A: There are indeed many presentations (if I remember correctly Bourbaki has it)
but the proof is very elegant and short so that I find it hard to refrain from giving
it. Let $H$ be the normal subgroup of the finite $G\subset \mathrm{GL}_n$
generated by the pseudo-reflections. By the other direction $X:=\mathbb{A}^n/H$
is again affine space and in particular is smooth. We have an action of $G/H$ on
$X$ and a moment's thought reveals that it acts freely in codimension $1$
 (as a point fixed by a non-identity element would lie below a
reflection hyperplane of $\mathbb{A}^n$ and the fixing element below a
pseudo-reflection). Hence $X \to X/(G/H)=\mathbb{A}^n/G$ is étale in codimension
$1$. If $\mathbb{A}^n/G$ were smooth, purity of the branch locus would imply that
the map were étale. However, that forces $G/H$ to act freely on $X$ but the
image of the origin is fixed by all of $G/H$ and therefore $G=H$.
A: Chevalley was interested in the action of (real) Weyl groups and so a reflection to him had determinant -1 and so was a real reflection, i.e. order 2.  My understanding is that Serre had seen the paper by Shepard and Todd and so he knew that pseudo-reflections were relevant.  He pointed out that Chevalley's proof was valid for pseudo-reflections.
A: Torsten's argument is of course beautiful, but it might be worth recording that there is also a slick combinatorial argument, in case you need to teach this to students without algebraic geometry. (After rereading, it looks like Josh Swanson is linking to the same argument, so upvote his answer if you like this.) Let $G$ be any finite subgroup of $GL(V)$ for $V$ a vector space of characteristic $0$; let $R = \mathrm{Sym}(V)$ and $S = R^G$. 
For any finite dimensional vector space $U$ with an action of $G$, we have 
$$\dim U^G = \frac{1}{|G|} \sum_{g \in G} \mathrm{Tr}(g: U \to U).$$
So, working degree by degree,
$$\sum_{k=0}^{\infty} (\dim S_k) t^k = \frac{1}{|G|} \sum_{g\in G} \sum_{k=0}^{\infty} t^k Tr(g: Sym^k V \to Sym^k V).$$
If the eigenvalues of $g$ on $U$ are $\lambda_1(g)$, ..., $\lambda_n(g)$, we deduce
$$\sum_{k=0}^{\infty} (\dim S_k) t^k= \frac{1}{|G|} \sum_{g\in G} \prod_{j=1}^n \frac{1}{1-\lambda_j(g) t} \quad (\ast). $$
This is called Molien's formula. 
In particular, if $S$ is a polynomial ring with generators in degrees $e_1$, ..., $e_n$, then
$$\prod_{i=1}^n \frac{1}{1-t^{e_i}} = \frac{1}{|G|} \sum_{g\in G} \prod_{j=1}^n \frac{1}{1-\lambda_j(g) t} \quad (\dagger).$$
Let $T$ be the set of pseudoreflections.

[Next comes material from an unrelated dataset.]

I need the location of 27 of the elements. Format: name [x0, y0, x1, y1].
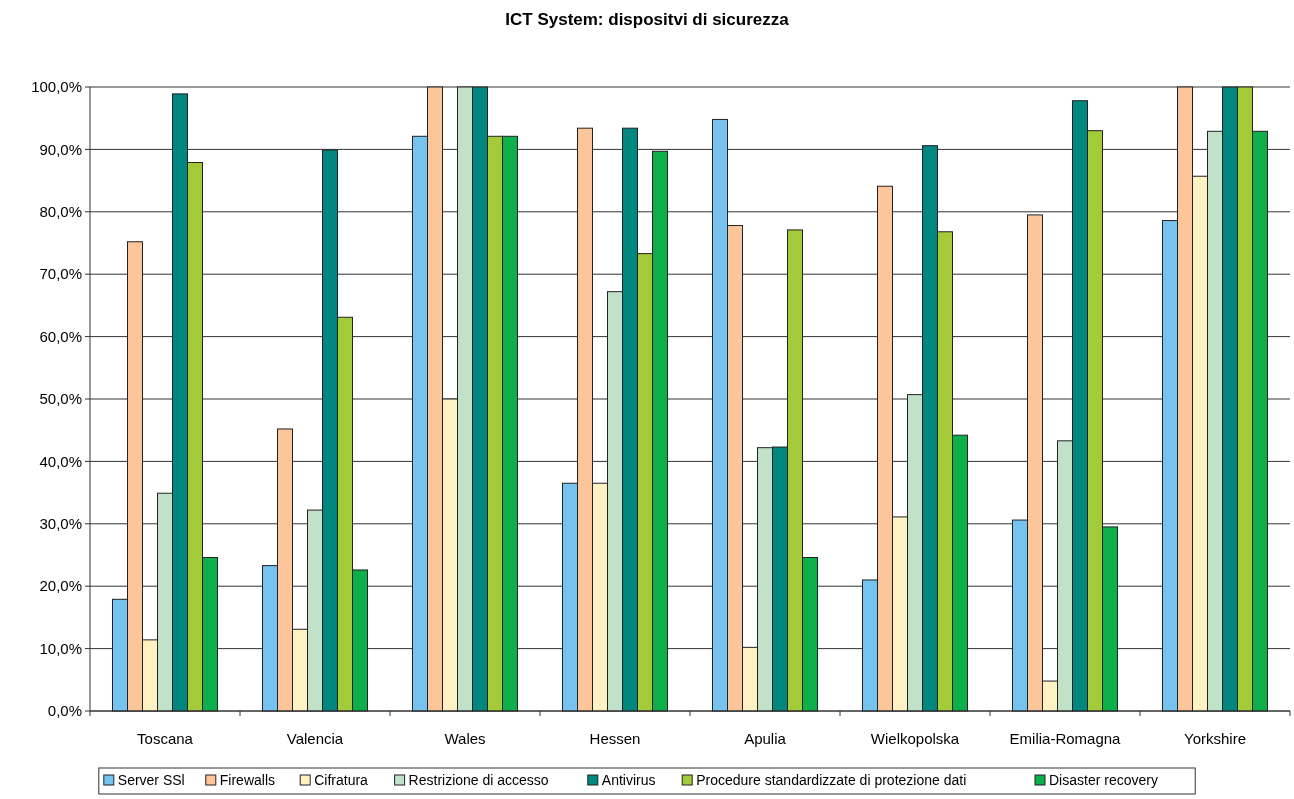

Expanding both sides in Laurent series around $t=1$, we have
$$\prod_{i=1}^n \left( \frac{1}{e_i (1-t)} + \frac{e_i-1}{2 e_i} + O(1-t) \right)$$
$$= \frac{1}{|G|} \left( \frac{1}{(1-t)^n} + \sum_{g \in T} \frac{1}{(1-t)^{n-1} (1-\lambda_n(g))} + O((1-t)^{-n+2}) \right)$$
 where $\lambda_n(g)$, for $g \in T$, is taken to be the eigenvalue which is not $1$. Grouping together elements of $T$ which generate the same subgroup and matching coefficients, one concludes:
$$|G| = \prod e_i \ \mbox{and}\ |T| = \sum (e_i-1). \quad (\S)$$
As in Torsten's proof, let $H$ be the subgroup of $G$ generated by $T$. By the reverse direction of CST, $R^H$ is a polynomial ring, say with generators in degrees $d_1$, ... $d_n$. Since the first generator of $R^G$ must involve at least one generator of $R^H$, the first two generators of $R^G$ must involve at least two generators of $R^H$ etc we see that, after reordering $d_1 \leq d_2 \leq  \cdots \leq d_n$ and $e_1 \leq e_2 \leq \cdots \leq e_n$, we have $e_i \geq d_i$.
But $\sum (e_i -1) = \sum (d_i-1) = |T|$. So $e_i = d_i$. Then $|G| = \prod e_i = \prod d_i = |H|$, so $G=H$.